Erin Brockovich tells the story of a feisty young mother who fought for justice any way she knew how. Desperate for a job to support herself and her three children, she convinces attorney Ed Masry to hire her, and promptly stumbles upon a monumental law case against a giant corporation, Pacific Gas & Electric. Erin is determined to take on this powerful adversary even though no law firm has dared to do it before. And while Ed doesn’t want anything to do with the case, Erin wont take no for an answer. So the two begin an incredible and sometimes hilarious fight that will bring a small town to its feet and a huge company to its knees.
I'll be honest here and say that I'm not really a fan of Julia Roberts. Even movies like Pretty Woman and Runaway Bride don't really do much for me. I don't dislike her, I just wouldn't go out of my way to watch most of her movies, but Erin Brockovich is one of the few exceptions. Albert Finney is perfect as Erin's boss Ed Masry and his performance is every bit s impressive as Julia's. The banter, and chemistry, between the two actors is electric and it's clear to see why Julia won the Academy Award for Best Actress, and Albert was nominated for Best Supporting Actor.
While this movie is certainly - by many accounts - quite heavily Hollywood-ised it remains a gripping story. In real life it wasn't Erin Brockovich who went to the town to follow up on her findings, but rather Roberta Walker approaching Masry & Vititoe after PG&E offered a quick settlement.

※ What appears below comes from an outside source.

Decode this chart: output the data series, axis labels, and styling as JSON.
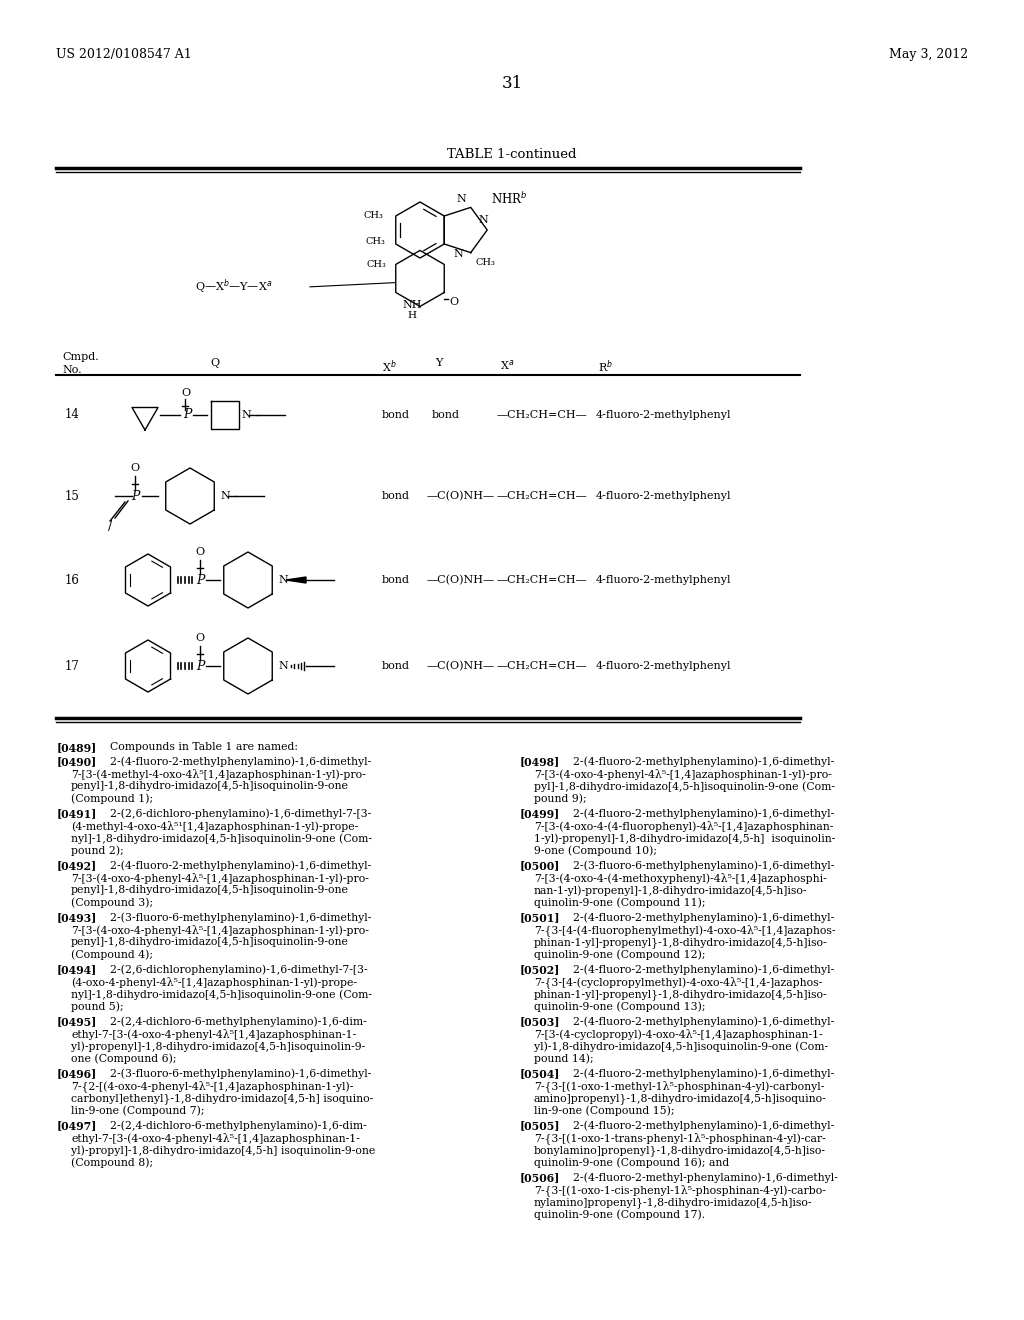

The movie also fails to mention that many of the townsfolk at Hinkley were quite disappointed with the move to arbitration, the inability to see the case, and an the almost six month delay in getting their settlement payments (although in fairness this took place some years later). You can actually find out quite a few interesting details here.
No matter what the reality may be Erin Brockovich remains an engrossing movie with stellar performances across the board and a great storyline. If you haven't seen it yet then you're in for something pretty special indeed.
Other audio tracks on this disc include Spanish, Portuguese and Thai Dolby Digital 5.1 each encoded at 640kbps, and each with a similar high quality of audio. Subtitles are provided in English, English for the Hearing Impaired, Spanish, Portuguese, Thai, Dutch, Arabic, Bulgarian, Chinese Simplified, Chinese Traditional, Croatian, Danish, Finnish, Hebrew, Hindi, Icelandic, Korean, Norwegian, Romanian, Slovene, Swedish, and Turkish. Sampling the English track we noticed that the text didn't exactly match the dialogue on screen, but was often shortened slightly.
Personal Profile "The Real Erin Brockovich" (4:00): An interview with the real Erin, and Ed Masry. I really expected more from this actually as it's very light on. I would love to hear so much more about the smaller details of the case.
Deleted Scenes (30:07): A sizable quantity of deleted scenes are presented here with some that could quite easily have been inserted back into the movie. The video quality is superb and the clips are presented in 1.85:1 as per the main movie. Sadly the option audio commentaries for the scenes found on the DVD have been removed for this Blu-Ray release.